我在米尔斯歇息了一晚,朝远处继续出发。根据报纸上对于战况的报道、难民蜂拥而至的方向、军队的驰援来向,我辗转来到靠海的一座小城。我应该安顿下来,找些谋生的出路,但我是个黑户,身份的问题没解决,只能混迹在难民堆里。难民群里有个大姐头名叫萝拉,和黑市的人有点交情,谁走投无路了可以找她,到黑市出卖劳动力换取微薄的食物。第二十一天,我身上带的所有东西都吃光了,只能寻求萝拉的帮助,她看着我瘦削的胳膊和腿,鄙夷道。
“你能做什么?”
“我会算数。”我淡淡地说。
萝拉眼睛一眯。
她派我去理黑市的账目,每天分给我的食物比其他人都细腻一些。
就这样又过了一个月,战况越来越严峻,人们惶恐不安,担心着战火会蔓延到这座城镇,萝拉分发的食物也一日不如一日了。饿死、渴死、累死,死去的人越来越多。

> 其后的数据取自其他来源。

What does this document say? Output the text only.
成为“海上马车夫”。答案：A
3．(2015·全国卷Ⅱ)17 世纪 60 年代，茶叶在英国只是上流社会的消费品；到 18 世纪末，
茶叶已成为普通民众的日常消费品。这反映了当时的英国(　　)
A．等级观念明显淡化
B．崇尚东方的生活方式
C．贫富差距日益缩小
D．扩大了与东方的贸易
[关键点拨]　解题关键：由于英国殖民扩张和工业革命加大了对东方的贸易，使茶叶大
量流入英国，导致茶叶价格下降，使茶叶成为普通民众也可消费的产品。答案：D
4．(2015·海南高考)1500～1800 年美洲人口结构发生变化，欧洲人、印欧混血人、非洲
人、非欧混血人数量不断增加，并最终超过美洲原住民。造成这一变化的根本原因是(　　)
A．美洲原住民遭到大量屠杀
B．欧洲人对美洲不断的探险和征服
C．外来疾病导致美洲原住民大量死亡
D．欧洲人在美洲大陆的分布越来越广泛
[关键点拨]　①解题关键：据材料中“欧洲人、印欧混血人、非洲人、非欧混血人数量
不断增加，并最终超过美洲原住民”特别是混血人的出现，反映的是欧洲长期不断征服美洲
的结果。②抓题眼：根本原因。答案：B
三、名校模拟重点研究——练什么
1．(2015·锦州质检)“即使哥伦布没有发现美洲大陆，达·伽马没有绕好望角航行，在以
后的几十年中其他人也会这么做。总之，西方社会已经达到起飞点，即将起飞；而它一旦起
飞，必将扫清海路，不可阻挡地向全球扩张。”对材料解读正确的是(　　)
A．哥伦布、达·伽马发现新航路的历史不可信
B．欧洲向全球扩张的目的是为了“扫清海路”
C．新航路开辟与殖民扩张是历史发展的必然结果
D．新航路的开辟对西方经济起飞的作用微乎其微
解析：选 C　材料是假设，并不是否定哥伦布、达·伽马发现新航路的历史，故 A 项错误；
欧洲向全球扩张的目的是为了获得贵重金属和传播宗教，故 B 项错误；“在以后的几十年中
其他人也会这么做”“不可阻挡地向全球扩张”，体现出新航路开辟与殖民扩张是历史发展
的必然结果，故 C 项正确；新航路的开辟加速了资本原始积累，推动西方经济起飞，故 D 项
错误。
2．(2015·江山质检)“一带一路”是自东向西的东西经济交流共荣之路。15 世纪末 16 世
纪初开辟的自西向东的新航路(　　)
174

那天她只给了我半块褐色的国民面包,凉了,硬得像地上捡来的石头。我费劲地啃着,硌得牙痛,面包入口粗糙,干涩掉渣,我已经一天没喝水了,根本咽不下去。
几个小乞丐蹲在一边,怯生生地看着我,他们的妈妈之前饿死了,尸体腐烂在角落,孩子们每天都会回到妈妈身边睡觉。他们没有工作能力,只能这样盯着别人手里的食物,期盼能留下一点。
我犹豫了一下,把面包放在手心送出去。几个孩子一拥而上,狼吞虎咽。
萝拉不知何时来到了我身边,她看了一眼那群小孩,皱了皱眉。
“你把吃的分给他们了?”
我垂下眼。
她有些恨铁不成钢,“你会饿死的。”
“我已经吃饱了。”我试图为自己辩解。
她看了我一会,从鼻腔里挤出一声嗤笑。
“等着瞧吧。”
后来的食物更加难以下咽。我吃不下去的时候就会分给孩子们。终于有一天,萝拉好像听到了什么风声,连夜卷铺盖离开了。我们失去了与黑市的联系,几十个失去食物来源的人畏畏缩缩地在破屋里等死。不知谁大喊了一句军队打过来了,屋里忽然着了火,所有能动的人都如鸟兽般逃了出去,我被裹挟在人群里推搡着向前走,却不知道该去往何处。
水,饭,什么都离我很遥远。日头正足,晒得人脑袋阵阵发晕。我曾经幻想过死亡,是在温暖的壁炉边盖着毛茸茸的毯子,家人们齐聚身边跟我说话,就像小时候发烧躺在床上,听见父亲哥哥、管家女仆还有医生谈论着明天的药该几点吃,讨论声像白噪音一样绵长,我困了,把身体在毛毯下缩成一团,在睡梦中安宁地去世。
我想人是能感受到自己命数将近的,正如此刻,我预感我会死在今天。
一个疾驰的孩子逆向跑过来,头部撞到了我的左腹,我失去平衡跌在泥地里,泥土灌进鼻腔,孩子没管我离开了,逃难的脚步在我身边来去匆匆,但没有一个人把我扶起来。
我身上没劲,挣扎了很久都没有爬起来。太累了。我闭上眼睛,沉沉睡去。